Il y a un corollaire à cette idée : dans la mesure où les dirigeants européens qui se sont succédé ces dernières décennies, notamment en Allemagne et en France, ont affirmé leur amour de l’UE et leur désir de l’approfondir, comment comprendre qu’on en soit arrivé là aujourd’hui ? Car l’auteur n’est pas tendre avec les institutions actuelles, on le verra… La réponse est simple : c’est la faute de la France qui a toujours fait mine de vouloir une Europe forte, mais avec des institutions faibles.

L’essai comporte deux parties, d’abord un retour assez pédagogique sur les défis, comme la souveraineté ou l’enjeu géopolitique. Puis, dans une seconde partie, s’attache à montrer comment la France a bloqué l’intégration fédérale. Et Matthieu Calame d’aller chercher un exemple étonnant : l’UE devrait prendre exemple sur la Suisse.

C'est un essai qui part d'un postulat alarmiste : il va falloir faire le pari de la fédération sinon ce sera la mort et à l'appui cette idée que la façon dont la Suisse s'est construite malgré sa diversité culturelle, sa différence entre des cantons très urbains et certains très ruraux, où les langues, les religions ne sont pas toujours les mêmes, les niveaux de richesse divergents... On a réussi à construire un ensemble grâce à un projet politique. (Thibaut Sardier)

Nous en France, nous sommes sur les cinq continents. Ce n'est pas seulement le résultat d'une politique coloniale, c'est la conséquence d'un universalisme français. On peut bien sûr en faire la critique [...] Cette spécificité aujourd'hui : ce n'est pas le nationalisme, les propos de Florian Philippot ou de Marine Le Pen, celà a comme conséquence une responsabilité accrue pour le monde. (Alexis Lacroix)

>>> Choix musical : "Beloved" par Mumford & Sons (enregistrement acoustique) - Album : "Delta" (2018).

L'instant critique

  • Alexis Lacroix conseille la lecture d'un ouvrage d'Avraham B. Yehoshua, Le Tunnel traduit de l'hébreu par Jean-Luc Allouche et paru en février 2019 aux éditions Grasset.

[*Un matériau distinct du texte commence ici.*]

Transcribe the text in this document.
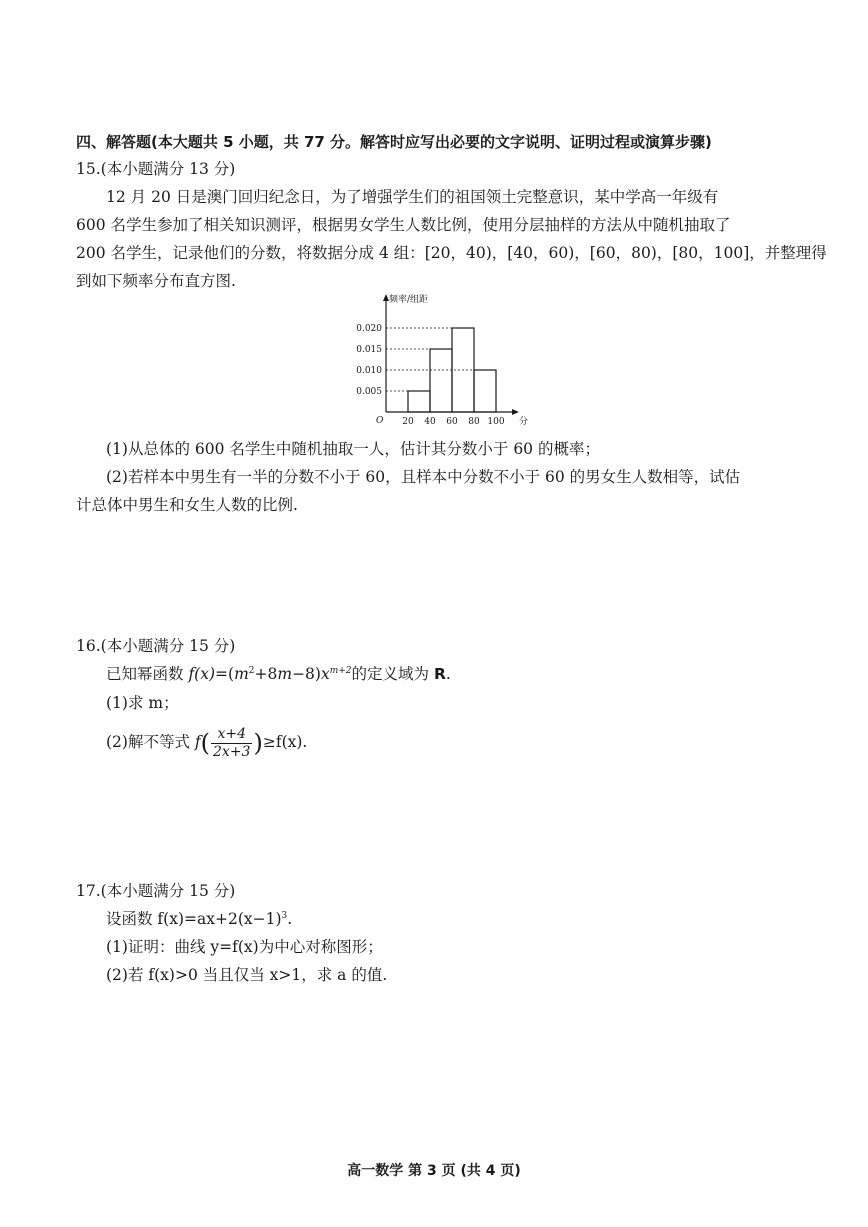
四、解答题(本大题共 5 小题，共 77 分。解答时应写出必要的文字说明、证明过程或演算步骤)
15.(本小题满分 13 分)
12 月 20 日是澳门回归纪念日，为了增强学生们的祖国领土完整意识，某中学高一年级有
600 名学生参加了相关知识测评，根据男女学生人数比例，使用分层抽样的方法从中随机抽取了
200 名学生，记录他们的分数，将数据分成 4 组：[20，40)，[40，60)，[60，80)，[80，100]，并整理得
到如下频率分布直方图.
频率/组距
分
O 20 40 60 80 100
0.005
0.010
0.015
0.020
(1)从总体的 600 名学生中随机抽取一人，估计其分数小于 60 的概率；
(2)若样本中男生有一半的分数不小于 60，且样本中分数不小于 60 的男女生人数相等，试估
计总体中男生和女生人数的比例.
16.(本小题满分 15 分)
已知幂函数 $f(x)=(m^2+8m-8)x^{m+2}$的定义域为 R.
(1)求 m；
(2)解不等式 $f( \frac{x+4}{2x+3} )\ge f(x)$.
17.(本小题满分 15 分)
设函数 $f(x)=ax+2(x-1)^3$.
(1)证明：曲线 y=f(x)为中心对称图形；
(2)若 f(x)>0 当且仅当 x>1，求 a 的值.
高一数学 第 3 页 (共 4 页)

[Le nouveau roman du grand conteur israélien mêle habilement la question de la perte de mémoire à celle des identités israélienne et palestinienne. A.B. Yehoshua parvient à évoquer avec une justesse infinie la tendresse d’un couple vieillissant face à l’épreuve de la maladie tout en dépeignant une fois de plus la société israélienne dans toutes ses contradictions.]

  • Thibaut Sardier, lui, propose la lecture d'une bande dessinée : Des milliards de miroirs de Robin Cousin (Editions FLBLB - Poitiers)

[Dans un futur proche, alors que le réchauffement climatique et la dégradation écologique se font de plus en plus sentir dans la vie quotidienne, l'astrophysicienne Cécilia Bressler découvre une planète, Gamma Céphée, qui présente des lueurs semblables à celles des villes terrestres. Même si, à 45 années-lumière de la Terre, elle est inaccessible, la nouvelle bouleverse tout le monde.]